The stock market's safety net is working better than ever
That's all changing.
Over the past two months, the corporations doing the most share repurchases have been beating the S&P 500. It's a remarkable turnaround for the group, which had been underperforming the benchmark by a whopping 13 percentage points since late 2013, according to data compiled by Bank of America Merrill Lynch.
The reason why ultimately boils down to which corporations are carrying the load. Historically, these stocks have been expensive based on a handful of valuation measures. So while buybacks have been beneficial to company share prices, the required capital investment can weigh on profits, which pushes measures like price-to-earnings (P/E) ratio even further out of whack.
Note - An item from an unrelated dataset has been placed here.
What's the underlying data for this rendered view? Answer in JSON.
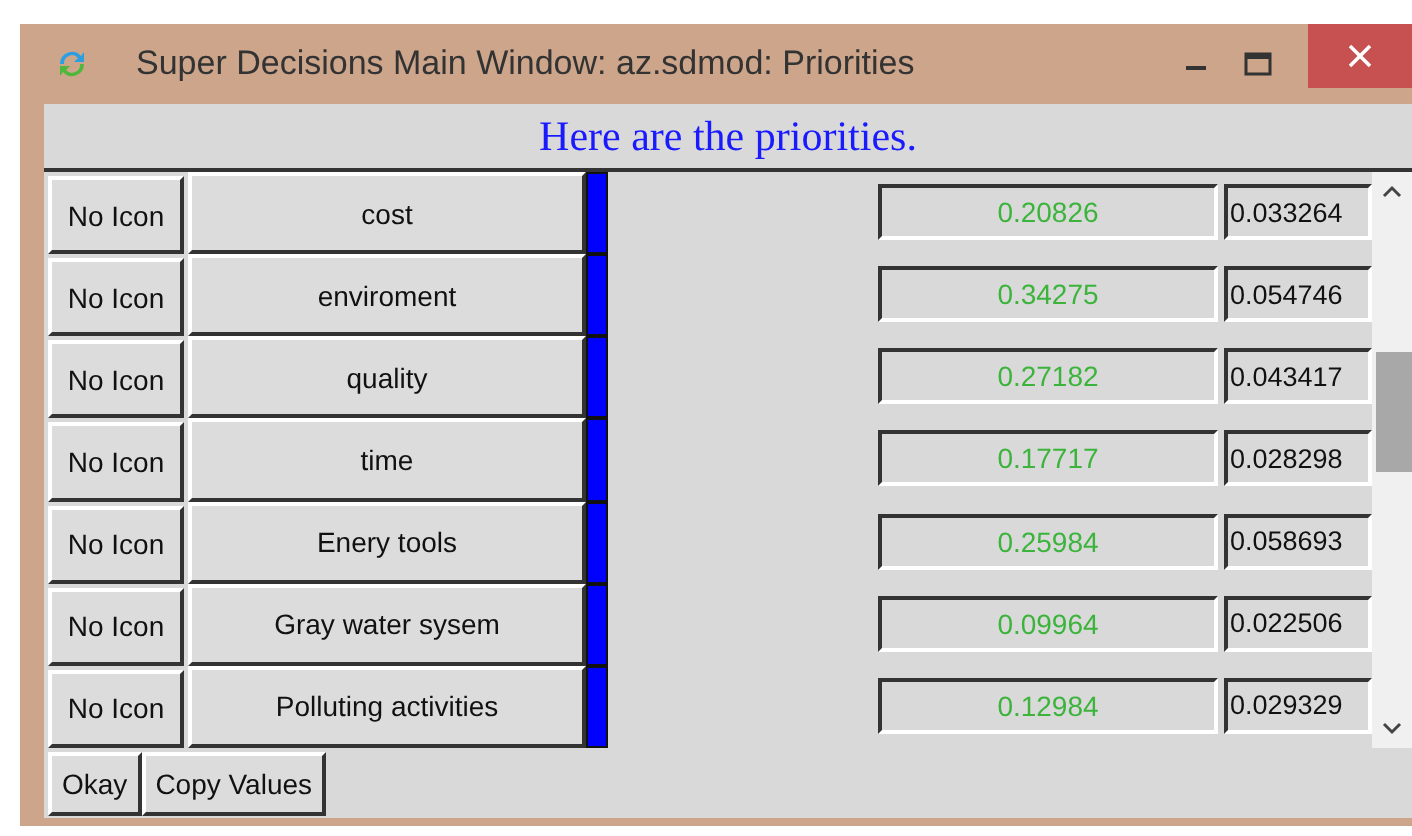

However, the companies most active in doing them now are the cheapest on record according to several metrics, BAML says. They find that the 13.6 times median relative forward P/E for the group is 25% below the market median, which is well below the historical average discount of 10%. The group is also seeing record lows on a price-to-book basis, as well as relative to free cash flow, the firm's data show.
Throughout the eight-year bull market, repurchases have been an invaluable source of share appreciation. They're a win-win for corporations that want to push their stock higher by reducing shares outstanding while also signaling to the market that their stock is cheap. And, perhaps most important, it's a tactic that can generate returns during lean times, as it did during the S&P 500's five-quarter earnings slump, a period that saw the index still grind out a 1.5% gain.
Breaking it down by sector, financial and consumer discretionary are where much of the buyback activity is clustered at the present time. Financials in particular are being aided by loosening regulations that allow them to increase cash payouts to shareholders.
Bank stocks as a whole have been identified by Goldman Sachs as an excellent opportunity for stock investors due to their attractive prices - the same low valuations that have helped buyback-heavy companies outperform in recent months.
Goldman foresees Fed tightening coming more quickly than expected, and those higher rates will have a large impact on net interest income for banks across Wall Street. Goldman also notes that financial firms are trading 0.5 standard deviations below their 10-year average relative valuation, and says financials rank "among the most attractively-valued S&P 500 sectors."
A final piece of Goldman's bull case hinges on, you guessed it, the likelihood of further buybacks that could goose share prices higher. So ultimately, as long as repurchases don't make bank stocks too expensive, they're not just going to aid investor returns - they'll also help the corporate buyback community continue outperforming the market.